🤖 AI Summary
This work addresses the NP-hard flexible job-shop scheduling problem (FJSSP), aiming to minimize the makespan while respecting precedence constraints among operations. We propose the Adaptive Deviation-guided Generalized Nested Rollout Policy Adaptation (AD-GNRPA) algorithm—the first to integrate a deviation-aware mechanism into the Rollout policy evolution framework, enabling online adaptive optimization of policies within Monte Carlo Tree Search (MCTS). AD-GNRPA synergistically combines adaptive deviation modeling, generalized nested Rollout, and dynamic policy updating. Evaluated on standard FJSSP benchmarks, it achieves an average 7.2% reduction in makespan; for medium-scale instances, solutions approach the optimal upper bounds. The method significantly improves both solution quality and convergence speed, empirically validating the effectiveness and advancement of deviation-guided policy adaptation.
📝 Abstract
The Flexible Job-Shop Scheduling Problem (FJSSP) is an NP-hard combinatorial optimization problem, with several application domains, especially for manufacturing purposes. The objective is to efficiently schedule multiple operations on dissimilar machines. These operations are gathered into jobs, and operations pertaining to the same job need to be scheduled sequentially.

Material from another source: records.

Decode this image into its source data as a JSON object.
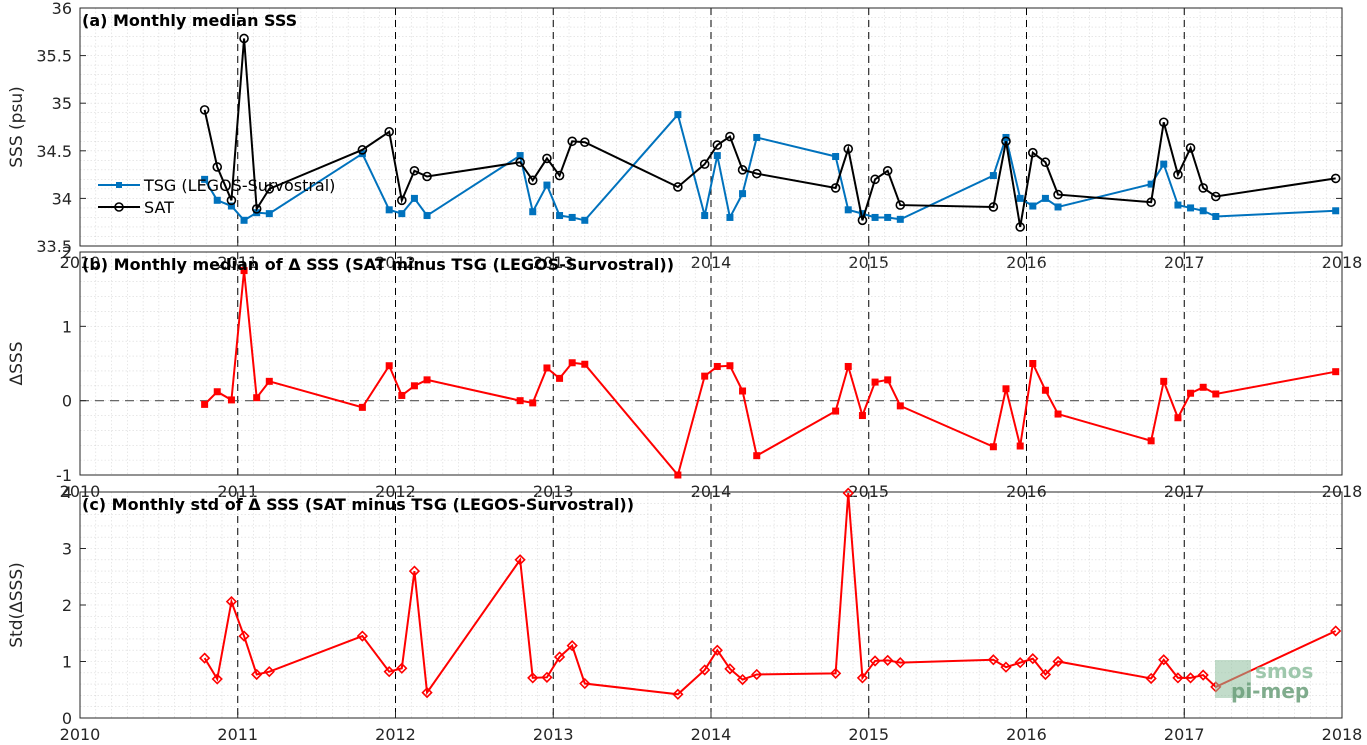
{
  "chart_data": [
    {
      "type": "line",
      "title": "(a) Monthly median SSS",
      "ylabel": "SSS (psu)",
      "xlim": [
        2010,
        2018
      ],
      "ylim": [
        33.5,
        36
      ],
      "y_ticks": [
        "33.5",
        "34",
        "34.5",
        "35",
        "35.5",
        "36"
      ],
      "grid": "minor dotted, dashed vertical at year boundaries",
      "legend_position": "left",
      "series": [
        {
          "name": "TSG (LEGOS-Survostral)",
          "color": "#0072bd",
          "marker": "square",
          "x": [
            2010.79,
            2010.87,
            2010.96,
            2011.04,
            2011.12,
            2011.2,
            2011.79,
            2011.96,
            2012.04,
            2012.12,
            2012.2,
            2012.79,
            2012.87,
            2012.96,
            2013.04,
            2013.12,
            2013.2,
            2013.79,
            2013.96,
            2014.04,
            2014.12,
            2014.2,
            2014.29,
            2014.79,
            2014.87,
            2014.96,
            2015.04,
            2015.12,
            2015.2,
            2015.79,
            2015.87,
            2015.96,
            2016.04,
            2016.12,
            2016.2,
            2016.79,
            2016.87,
            2016.96,
            2017.04,
            2017.12,
            2017.2,
            2017.96
          ],
          "y": [
            34.2,
            33.98,
            33.92,
            33.77,
            33.85,
            33.84,
            34.47,
            33.88,
            33.84,
            34.0,
            33.82,
            34.45,
            33.86,
            34.14,
            33.82,
            33.8,
            33.77,
            34.88,
            33.82,
            34.45,
            33.8,
            34.05,
            34.64,
            34.44,
            33.88,
            33.84,
            33.8,
            33.8,
            33.78,
            34.24,
            34.64,
            34.0,
            33.92,
            34.0,
            33.91,
            34.15,
            34.36,
            33.93,
            33.9,
            33.87,
            33.81,
            33.87
          ]
        },
        {
          "name": "SAT",
          "color": "#000000",
          "marker": "circle",
          "x": [
            2010.79,
            2010.87,
            2010.96,
            2011.04,
            2011.12,
            2011.2,
            2011.79,
            2011.96,
            2012.04,
            2012.12,
            2012.2,
            2012.79,
            2012.87,
            2012.96,
            2013.04,
            2013.12,
            2013.2,
            2013.79,
            2013.96,
            2014.04,
            2014.12,
            2014.2,
            2014.29,
            2014.79,
            2014.87,
            2014.96,
            2015.04,
            2015.12,
            2015.2,
            2015.79,
            2015.87,
            2015.96,
            2016.04,
            2016.12,
            2016.2,
            2016.79,
            2016.87,
            2016.96,
            2017.04,
            2017.12,
            2017.2,
            2017.96
          ],
          "y": [
            34.93,
            34.33,
            33.98,
            35.68,
            33.89,
            34.1,
            34.51,
            34.7,
            33.98,
            34.29,
            34.23,
            34.38,
            34.19,
            34.42,
            34.24,
            34.6,
            34.59,
            34.12,
            34.36,
            34.56,
            34.65,
            34.3,
            34.26,
            34.11,
            34.52,
            33.77,
            34.2,
            34.29,
            33.93,
            33.91,
            34.6,
            33.7,
            34.48,
            34.38,
            34.04,
            33.96,
            34.8,
            34.25,
            34.53,
            34.11,
            34.02,
            34.21
          ]
        }
      ],
      "x_ticks": [
        "2010",
        "2011",
        "2012",
        "2013",
        "2014",
        "2015",
        "2016",
        "2017",
        "2018"
      ]
    },
    {
      "type": "line",
      "title": "(b) Monthly median of Δ SSS (SAT minus TSG (LEGOS-Survostral))",
      "ylabel": "ΔSSS",
      "xlim": [
        2010,
        2018
      ],
      "ylim": [
        -1,
        2
      ],
      "y_ticks": [
        "-1",
        "0",
        "1",
        "2"
      ],
      "zero_line": "dashed",
      "series": [
        {
          "color": "#ff0000",
          "marker": "square",
          "x": [
            2010.79,
            2010.87,
            2010.96,
            2011.04,
            2011.12,
            2011.2,
            2011.79,
            2011.96,
            2012.04,
            2012.12,
            2012.2,
            2012.79,
            2012.87,
            2012.96,
            2013.04,
            2013.12,
            2013.2,
            2013.79,
            2013.96,
            2014.04,
            2014.12,
            2014.2,
            2014.29,
            2014.79,
            2014.87,
            2014.96,
            2015.04,
            2015.12,
            2015.2,
            2015.79,
            2015.87,
            2015.96,
            2016.04,
            2016.12,
            2016.2,
            2016.79,
            2016.87,
            2016.96,
            2017.04,
            2017.12,
            2017.2,
            2017.96
          ],
          "y": [
            -0.05,
            0.12,
            0.01,
            1.75,
            0.04,
            0.26,
            -0.09,
            0.47,
            0.07,
            0.2,
            0.28,
            0.0,
            -0.03,
            0.44,
            0.3,
            0.51,
            0.49,
            -1.0,
            0.33,
            0.46,
            0.47,
            0.13,
            -0.74,
            -0.14,
            0.46,
            -0.2,
            0.25,
            0.28,
            -0.07,
            -0.62,
            0.16,
            -0.61,
            0.5,
            0.14,
            -0.18,
            -0.54,
            0.26,
            -0.23,
            0.1,
            0.18,
            0.09,
            0.39
          ]
        }
      ],
      "x_ticks": [
        "2010",
        "2011",
        "2012",
        "2013",
        "2014",
        "2015",
        "2016",
        "2017",
        "2018"
      ]
    },
    {
      "type": "line",
      "title": "(c) Monthly std of Δ SSS (SAT minus TSG (LEGOS-Survostral))",
      "ylabel": "Std(ΔSSS)",
      "xlim": [
        2010,
        2018
      ],
      "ylim": [
        0,
        4
      ],
      "y_ticks": [
        "0",
        "1",
        "2",
        "3",
        "4"
      ],
      "x_ticks": [
        "2010",
        "2011",
        "2012",
        "2013",
        "2014",
        "2015",
        "2016",
        "2017",
        "2018"
      ],
      "series": [
        {
          "color": "#ff0000",
          "marker": "diamond",
          "x": [
            2010.79,
            2010.87,
            2010.96,
            2011.04,
            2011.12,
            2011.2,
            2011.79,
            2011.96,
            2012.04,
            2012.12,
            2012.2,
            2012.79,
            2012.87,
            2012.96,
            2013.04,
            2013.12,
            2013.2,
            2013.79,
            2013.96,
            2014.04,
            2014.12,
            2014.2,
            2014.29,
            2014.79,
            2014.87,
            2014.96,
            2015.04,
            2015.12,
            2015.2,
            2015.79,
            2015.87,
            2015.96,
            2016.04,
            2016.12,
            2016.2,
            2016.79,
            2016.87,
            2016.96,
            2017.04,
            2017.12,
            2017.2,
            2017.96
          ],
          "y": [
            1.06,
            0.69,
            2.06,
            1.45,
            0.77,
            0.82,
            1.45,
            0.82,
            0.88,
            2.6,
            0.45,
            2.8,
            0.71,
            0.72,
            1.08,
            1.28,
            0.61,
            0.42,
            0.85,
            1.2,
            0.87,
            0.68,
            0.77,
            0.79,
            3.98,
            0.71,
            1.01,
            1.02,
            0.98,
            1.03,
            0.9,
            0.98,
            1.05,
            0.77,
            1.0,
            0.7,
            1.03,
            0.71,
            0.71,
            0.76,
            0.55,
            1.54
          ]
        }
      ]
    }
  ],
  "watermark": {
    "line1": "smos",
    "line2": "pi-mep"
  }
}
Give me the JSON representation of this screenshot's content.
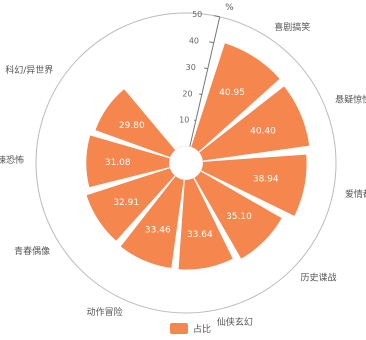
{
  "chart_data": {
    "type": "bar",
    "subtype": "polar",
    "categories": [
      "喜剧搞笑",
      "悬疑惊悚",
      "爱情都市",
      "历史谍战",
      "仙侠玄幻",
      "动作冒险",
      "青春偶像",
      "惊悚恐怖",
      "科幻/异世界"
    ],
    "values": [
      40.95,
      40.4,
      38.94,
      35.1,
      33.64,
      33.46,
      32.91,
      31.08,
      29.8
    ],
    "value_labels": [
      "40.95",
      "40.40",
      "38.94",
      "35.10",
      "33.64",
      "33.46",
      "32.91",
      "31.08",
      "29.80"
    ],
    "series": [
      {
        "name": "占比",
        "values": [
          40.95,
          40.4,
          38.94,
          35.1,
          33.64,
          33.46,
          32.91,
          31.08,
          29.8
        ],
        "color": "#f4864e"
      }
    ],
    "radial_axis": {
      "unit": "%",
      "ticks": [
        "10",
        "20",
        "30",
        "40",
        "50"
      ],
      "range": [
        0,
        50
      ]
    },
    "legend": {
      "position": "bottom",
      "label": "占比"
    },
    "colors": {
      "bar": "#f4864e",
      "axis": "#777777",
      "label": "#555555"
    }
  }
}
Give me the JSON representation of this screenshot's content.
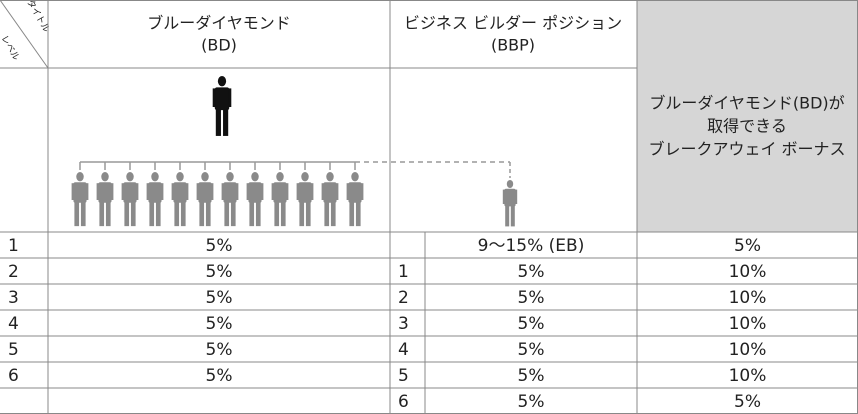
{
  "header": {
    "corner_title": "タイトル",
    "corner_level": "レベル",
    "bd": [
      "ブルーダイヤモンド",
      "(BD)"
    ],
    "bbp": [
      "ビジネス ビルダー ポジション",
      "(BBP)"
    ],
    "bonus": [
      "ブルーダイヤモンド(BD)が",
      "取得できる",
      "ブレークアウェイ ボーナス"
    ]
  },
  "table": {
    "rows": [
      [
        "1",
        "5%",
        null,
        "9～15% (EB)",
        "5%"
      ],
      [
        "2",
        "5%",
        "1",
        "5%",
        "10%"
      ],
      [
        "3",
        "5%",
        "2",
        "5%",
        "10%"
      ],
      [
        "4",
        "5%",
        "3",
        "5%",
        "10%"
      ],
      [
        "5",
        "5%",
        "4",
        "5%",
        "10%"
      ],
      [
        "6",
        "5%",
        "5",
        "5%",
        "10%"
      ],
      [
        null,
        null,
        "6",
        "5%",
        "5%"
      ]
    ]
  }
}
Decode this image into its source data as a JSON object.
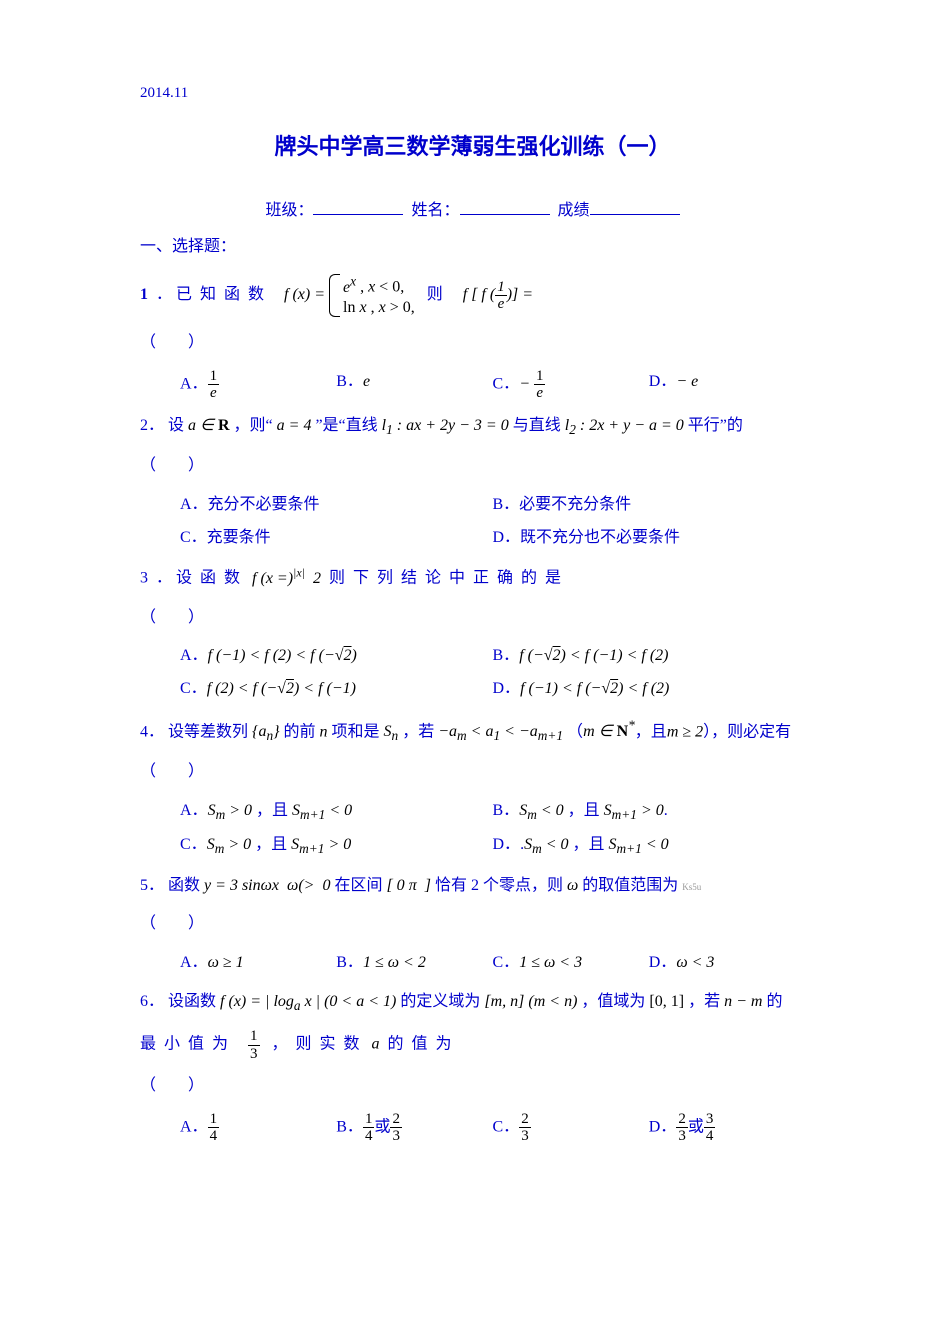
{
  "date": "2014.11",
  "title": "牌头中学高三数学薄弱生强化训练（一）",
  "header": {
    "class_label": "班级：",
    "name_label": "姓名：",
    "score_label": "成绩"
  },
  "section_mc": "一、选择题：",
  "paren": "（　　）",
  "q1": {
    "num": "1",
    "dot": "．",
    "pre": "已知函数",
    "fx": "f (x) =",
    "row1": "eˣ , x < 0,",
    "row2": "ln x , x > 0,",
    "post": "则",
    "expr_l": "f [ f (",
    "expr_r": ")] =",
    "A": "A．",
    "B": "B．",
    "C": "C．",
    "D": "D．",
    "optB": "e",
    "optD": "− e",
    "neg": "−"
  },
  "q2": {
    "num": "2．",
    "pre": "设",
    "a_in_R": "a ∈ R",
    "mid1": "，则“",
    "aeq4": "a = 4",
    "mid2": "”是“直线",
    "l1": "l₁ : ax + 2y − 3 = 0",
    "mid3": "与直线",
    "l2": "l₂ : 2x + y − a = 0",
    "mid4": "平行”的",
    "A": "A．充分不必要条件",
    "B": "B．必要不充分条件",
    "C": "C．充要条件",
    "D": "D．既不充分也不必要条件"
  },
  "q3": {
    "num": "3",
    "dot": "．",
    "pre": "设函数",
    "fx": "f (x =)",
    "absx": "|x|",
    "two": "2",
    "post": "则下列结论中正确的是",
    "A_pre": "A．",
    "A_body": "f (−1) < f (2) < f (−√2)",
    "B_pre": "B．",
    "B_body": "f (−√2) < f (−1) < f (2)",
    "C_pre": "C．",
    "C_body": "f (2) < f (−√2) < f (−1)",
    "D_pre": "D．",
    "D_body": "f (−1) < f (−√2) < f (2)"
  },
  "q4": {
    "num": "4．",
    "pre": "设等差数列",
    "an": "{aₙ}",
    "mid1": "的前",
    "n": "n",
    "mid2": "项和是",
    "Sn": "Sₙ",
    "mid3": "，若",
    "ineq": "−aₘ < a₁ < −aₘ₊₁",
    "cond_l": "（",
    "cond": "m ∈ N*",
    "cond_mid": "，且",
    "cond2": "m ≥ 2",
    "cond_r": "），则必定有",
    "A_pre": "A．",
    "A_body": "Sₘ > 0 ，且 Sₘ₊₁ < 0",
    "B_pre": "B．",
    "B_body": "Sₘ < 0 ，且 Sₘ₊₁ > 0",
    "C_pre": "C．",
    "C_body": "Sₘ > 0 ，且 Sₘ₊₁ > 0",
    "D_pre": "D．",
    "D_body": "Sₘ < 0 ，且 Sₘ₊₁ < 0"
  },
  "q5": {
    "num": "5．",
    "pre": "函数",
    "y": "y = 3 sin ωx ω(> 0",
    "mid1": "在区间",
    "intv": "[ 0 π ]",
    "mid2": "恰有 2 个零点，则",
    "omega": "ω",
    "mid3": "的取值范围为",
    "tiny": "Ks5u",
    "A_pre": "A．",
    "A_body": "ω ≥ 1",
    "B_pre": "B．",
    "B_body": "1 ≤ ω < 2",
    "C_pre": "C．",
    "C_body": "1 ≤ ω < 3",
    "D_pre": "D．",
    "D_body": "ω < 3"
  },
  "q6": {
    "num": "6．",
    "pre": "设函数",
    "fx": "f (x) = | logₐ x | (0 < a < 1)",
    "mid1": "的定义域为",
    "dom": "[m, n] (m < n)",
    "mid2": "，值域为",
    "rng": "[0, 1]",
    "mid3": "，若",
    "nm": "n − m",
    "mid4": "的",
    "line2a": "最小值为",
    "line2b": "，则实数",
    "a": "a",
    "line2c": "的值为",
    "A_pre": "A．",
    "B_pre": "B．",
    "B_mid": "或",
    "C_pre": "C．",
    "D_pre": "D．",
    "D_mid": "或",
    "f13n": "1",
    "f13d": "3",
    "f14n": "1",
    "f14d": "4",
    "f23n": "2",
    "f23d": "3",
    "f34n": "3",
    "f34d": "4"
  }
}
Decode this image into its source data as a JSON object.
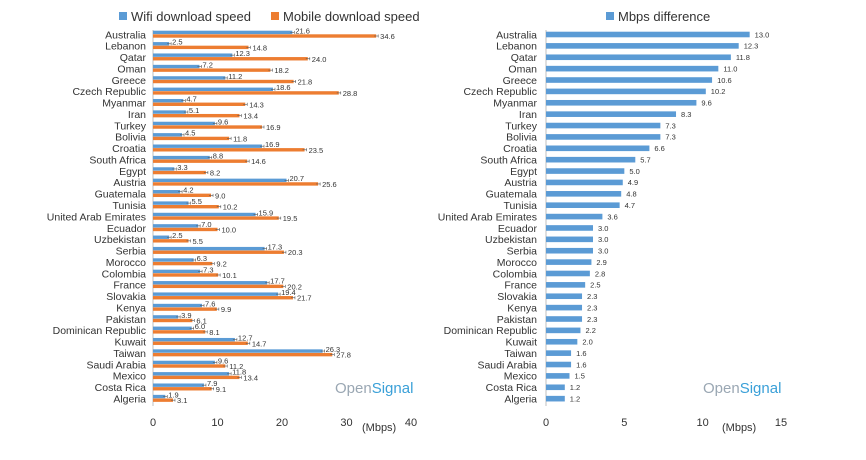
{
  "colors": {
    "wifi": "#5b9bd5",
    "mobile": "#ed7d31",
    "diff": "#5b9bd5",
    "axis_text": "#333333",
    "grid": "#d9d9d9"
  },
  "watermark": {
    "part1": "Open",
    "part2": "Signal"
  },
  "chart_data": [
    {
      "type": "bar",
      "orientation": "horizontal",
      "legend_position": "top",
      "unit_label": "(Mbps)",
      "xlim": [
        0,
        40
      ],
      "xticks": [
        "0",
        "10",
        "20",
        "30",
        "40"
      ],
      "categories": [
        "Australia",
        "Lebanon",
        "Qatar",
        "Oman",
        "Greece",
        "Czech Republic",
        "Myanmar",
        "Iran",
        "Turkey",
        "Bolivia",
        "Croatia",
        "South Africa",
        "Egypt",
        "Austria",
        "Guatemala",
        "Tunisia",
        "United Arab Emirates",
        "Ecuador",
        "Uzbekistan",
        "Serbia",
        "Morocco",
        "Colombia",
        "France",
        "Slovakia",
        "Kenya",
        "Pakistan",
        "Dominican Republic",
        "Kuwait",
        "Taiwan",
        "Saudi Arabia",
        "Mexico",
        "Costa Rica",
        "Algeria"
      ],
      "series": [
        {
          "name": "Wifi download speed",
          "values": [
            21.6,
            2.5,
            12.3,
            7.2,
            11.2,
            18.6,
            4.7,
            5.1,
            9.6,
            4.5,
            16.9,
            8.8,
            3.3,
            20.7,
            4.2,
            5.5,
            15.9,
            7.0,
            2.5,
            17.3,
            6.3,
            7.3,
            17.7,
            19.4,
            7.6,
            3.9,
            6.0,
            12.7,
            26.3,
            9.6,
            11.8,
            7.9,
            1.9
          ]
        },
        {
          "name": "Mobile download speed",
          "values": [
            34.6,
            14.8,
            24.0,
            18.2,
            21.8,
            28.8,
            14.3,
            13.4,
            16.9,
            11.8,
            23.5,
            14.6,
            8.2,
            25.6,
            9.0,
            10.2,
            19.5,
            10.0,
            5.5,
            20.3,
            9.2,
            10.1,
            20.2,
            21.7,
            9.9,
            6.1,
            8.1,
            14.7,
            27.8,
            11.2,
            13.4,
            9.1,
            3.1
          ]
        }
      ],
      "labels": {
        "wifi": [
          "21.6",
          "2.5",
          "12.3",
          "7.2",
          "11.2",
          "18.6",
          "4.7",
          "5.1",
          "9.6",
          "4.5",
          "16.9",
          "8.8",
          "3.3",
          "20.7",
          "4.2",
          "5.5",
          "15.9",
          "7.0",
          "2.5",
          "17.3",
          "6.3",
          "7.3",
          "17.7",
          "19.4",
          "7.6",
          "3.9",
          "6.0",
          "12.7",
          "26.3",
          "9.6",
          "11.8",
          "7.9",
          "1.9"
        ],
        "mobile": [
          "34.6",
          "14.8",
          "24.0",
          "18.2",
          "21.8",
          "28.8",
          "14.3",
          "13.4",
          "16.9",
          "11.8",
          "23.5",
          "14.6",
          "8.2",
          "25.6",
          "9.0",
          "10.2",
          "19.5",
          "10.0",
          "5.5",
          "20.3",
          "9.2",
          "10.1",
          "20.2",
          "21.7",
          "9.9",
          "6.1",
          "8.1",
          "14.7",
          "27.8",
          "11.2",
          "13.4",
          "9.1",
          "3.1"
        ]
      }
    },
    {
      "type": "bar",
      "orientation": "horizontal",
      "legend_position": "top",
      "unit_label": "(Mbps)",
      "xlim": [
        0,
        15
      ],
      "xticks": [
        "0",
        "5",
        "10",
        "15"
      ],
      "categories": [
        "Australia",
        "Lebanon",
        "Qatar",
        "Oman",
        "Greece",
        "Czech Republic",
        "Myanmar",
        "Iran",
        "Turkey",
        "Bolivia",
        "Croatia",
        "South Africa",
        "Egypt",
        "Austria",
        "Guatemala",
        "Tunisia",
        "United Arab Emirates",
        "Ecuador",
        "Uzbekistan",
        "Serbia",
        "Morocco",
        "Colombia",
        "France",
        "Slovakia",
        "Kenya",
        "Pakistan",
        "Dominican Republic",
        "Kuwait",
        "Taiwan",
        "Saudi Arabia",
        "Mexico",
        "Costa Rica",
        "Algeria"
      ],
      "series": [
        {
          "name": "Mbps difference",
          "values": [
            13.0,
            12.3,
            11.8,
            11.0,
            10.6,
            10.2,
            9.6,
            8.3,
            7.3,
            7.3,
            6.6,
            5.7,
            5.0,
            4.9,
            4.8,
            4.7,
            3.6,
            3.0,
            3.0,
            3.0,
            2.9,
            2.8,
            2.5,
            2.3,
            2.3,
            2.3,
            2.2,
            2.0,
            1.6,
            1.6,
            1.5,
            1.2,
            1.2
          ]
        }
      ],
      "labels": {
        "diff": [
          "13.0",
          "12.3",
          "11.8",
          "11.0",
          "10.6",
          "10.2",
          "9.6",
          "8.3",
          "7.3",
          "7.3",
          "6.6",
          "5.7",
          "5.0",
          "4.9",
          "4.8",
          "4.7",
          "3.6",
          "3.0",
          "3.0",
          "3.0",
          "2.9",
          "2.8",
          "2.5",
          "2.3",
          "2.3",
          "2.3",
          "2.2",
          "2.0",
          "1.6",
          "1.6",
          "1.5",
          "1.2",
          "1.2"
        ]
      }
    }
  ]
}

Different methods have been previously tested to solve this problem, such as Constraint Solving, Tabu Search, Genetic Algorithms, or Monte Carlo Tree Search (MCTS). We propose a novel algorithm derived from the Generalized Nested Rollout Policy Adaptation, developed to solve the FJSSP. We report encouraging experimental results, as our algorithm performs better than other MCTS-based approaches, even if makespans obtained on large instances are still far from known upper bounds.